Upon returning from Afghanistan, one of the things I have noticed is how quickly support for the war in Afghanistan has diminished in the United States (especially in progressive circles) and the frustrations of those who feel we are prosecuting a war into its ninth year without debating whether or not the war is in U.S. interests.
Traditionally, this blog – like its author – has focused on counterinsurgency operations and tactics without getting involved too much in either policy or strategy. Many critics of this blog – and, indeed, some of the readership – have contended that it is at best irresponsible and at worst immoral to be talking about operations and tactics independent of the larger strategic issues. Point taken.
Today, I am starting an experiment at Abu Muqawama that will hopefully provide an intelligent forum in which readers of this blog can debate the key question concerning the war in Afghanistan. I invite the readers, then, to submit their answers to the following questions:
Is the war in Afghanistan in the interests of the United States and its allies? If so, at what point do the resources we are expending become too high a cost to bear? What are the strategic limitations of U.S. counterinsurgency doctrine and operations? And if the war is not in the interests of the United States and its allies, what are U.S. and allied interests in Central Asia – and how do you propose to secure them?
The only two of the above questions that you must answer are the first and, depending on your answer to the first, the last. (I will publish no "COIN is stupid" or "I hated The Gamble" emails.

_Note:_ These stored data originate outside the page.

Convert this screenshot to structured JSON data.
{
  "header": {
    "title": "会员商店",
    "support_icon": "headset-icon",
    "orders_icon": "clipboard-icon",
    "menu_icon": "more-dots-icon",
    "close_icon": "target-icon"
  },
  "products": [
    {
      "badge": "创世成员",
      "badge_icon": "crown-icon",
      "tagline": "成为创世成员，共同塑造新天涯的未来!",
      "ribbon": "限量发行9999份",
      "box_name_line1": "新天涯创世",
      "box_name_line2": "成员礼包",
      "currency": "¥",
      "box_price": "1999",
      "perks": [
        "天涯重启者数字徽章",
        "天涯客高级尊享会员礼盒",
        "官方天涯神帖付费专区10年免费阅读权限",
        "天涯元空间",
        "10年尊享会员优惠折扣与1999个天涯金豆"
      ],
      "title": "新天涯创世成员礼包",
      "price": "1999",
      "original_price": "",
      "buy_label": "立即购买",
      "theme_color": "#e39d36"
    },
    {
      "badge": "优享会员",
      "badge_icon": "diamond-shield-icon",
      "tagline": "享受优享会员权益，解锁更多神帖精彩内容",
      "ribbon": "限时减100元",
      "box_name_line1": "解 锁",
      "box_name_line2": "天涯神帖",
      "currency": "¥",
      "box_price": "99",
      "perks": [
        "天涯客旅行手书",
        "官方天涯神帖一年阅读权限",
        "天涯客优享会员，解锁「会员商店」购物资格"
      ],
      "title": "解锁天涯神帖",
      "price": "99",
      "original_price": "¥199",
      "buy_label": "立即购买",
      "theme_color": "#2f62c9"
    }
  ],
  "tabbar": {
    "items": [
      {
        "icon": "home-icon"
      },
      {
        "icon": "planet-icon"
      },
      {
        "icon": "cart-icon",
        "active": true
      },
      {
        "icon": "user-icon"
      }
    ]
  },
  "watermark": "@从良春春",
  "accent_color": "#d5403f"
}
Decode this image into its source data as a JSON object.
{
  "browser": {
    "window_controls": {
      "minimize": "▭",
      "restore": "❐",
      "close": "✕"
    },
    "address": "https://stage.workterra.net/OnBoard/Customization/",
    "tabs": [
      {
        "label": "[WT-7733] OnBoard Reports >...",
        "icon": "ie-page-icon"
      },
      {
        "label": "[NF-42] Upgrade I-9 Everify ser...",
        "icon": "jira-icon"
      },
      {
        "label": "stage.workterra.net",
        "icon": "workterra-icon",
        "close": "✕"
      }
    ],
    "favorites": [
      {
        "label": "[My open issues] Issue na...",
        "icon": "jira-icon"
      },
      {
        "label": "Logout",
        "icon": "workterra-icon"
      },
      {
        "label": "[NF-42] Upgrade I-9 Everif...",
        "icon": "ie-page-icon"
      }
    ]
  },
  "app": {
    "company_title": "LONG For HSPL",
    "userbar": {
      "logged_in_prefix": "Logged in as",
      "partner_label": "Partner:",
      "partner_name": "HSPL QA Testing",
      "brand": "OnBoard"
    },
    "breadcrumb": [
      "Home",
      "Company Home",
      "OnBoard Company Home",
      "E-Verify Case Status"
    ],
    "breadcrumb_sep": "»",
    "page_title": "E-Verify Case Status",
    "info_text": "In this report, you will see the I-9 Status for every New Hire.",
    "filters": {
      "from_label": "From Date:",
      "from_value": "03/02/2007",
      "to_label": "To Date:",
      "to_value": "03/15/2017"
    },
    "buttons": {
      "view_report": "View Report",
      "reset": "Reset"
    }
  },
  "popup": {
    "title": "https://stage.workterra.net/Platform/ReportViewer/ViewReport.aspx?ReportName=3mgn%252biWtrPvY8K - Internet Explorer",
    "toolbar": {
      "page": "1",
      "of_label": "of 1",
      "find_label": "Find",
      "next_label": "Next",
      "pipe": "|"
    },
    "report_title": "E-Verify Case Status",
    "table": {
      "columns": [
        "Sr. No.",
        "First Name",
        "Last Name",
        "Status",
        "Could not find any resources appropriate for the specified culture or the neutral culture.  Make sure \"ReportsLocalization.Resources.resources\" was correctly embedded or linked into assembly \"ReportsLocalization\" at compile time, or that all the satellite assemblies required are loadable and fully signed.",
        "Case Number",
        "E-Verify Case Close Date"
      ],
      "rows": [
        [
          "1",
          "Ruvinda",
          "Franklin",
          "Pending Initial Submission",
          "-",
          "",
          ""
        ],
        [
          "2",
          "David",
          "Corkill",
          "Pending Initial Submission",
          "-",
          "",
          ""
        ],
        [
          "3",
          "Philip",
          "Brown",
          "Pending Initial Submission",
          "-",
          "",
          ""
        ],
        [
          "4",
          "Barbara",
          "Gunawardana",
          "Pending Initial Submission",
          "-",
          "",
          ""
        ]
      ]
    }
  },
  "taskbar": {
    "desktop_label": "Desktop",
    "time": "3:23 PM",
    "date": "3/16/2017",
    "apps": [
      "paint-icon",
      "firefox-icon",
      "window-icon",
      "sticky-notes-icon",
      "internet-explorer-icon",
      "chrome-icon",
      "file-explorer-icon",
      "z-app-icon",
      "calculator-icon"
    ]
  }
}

If you don't like the current direction in which we are heading, you must propose an alternative.) Each day for the next few weeks, I will publish a new and intelligent answer to those questions. Readers are invited to send their submissions to firstname.lastname@example.org. Keep in mind, please, that this is a blog. Entries of over 600 words will not be published. (I know that is terribly short. Welcome to my life.) The goal here is to publish a thought-provoking entry each day that gets things going in the comments section.
Again, this blog was never intended to debate the grand strategic and political issues at stake in Iraq and Afghanistan. But if the readers of this blog feel that I have been ducking my responsibility to discuss the political and strategic dimensions of these campaigns, then maybe we, uh, should.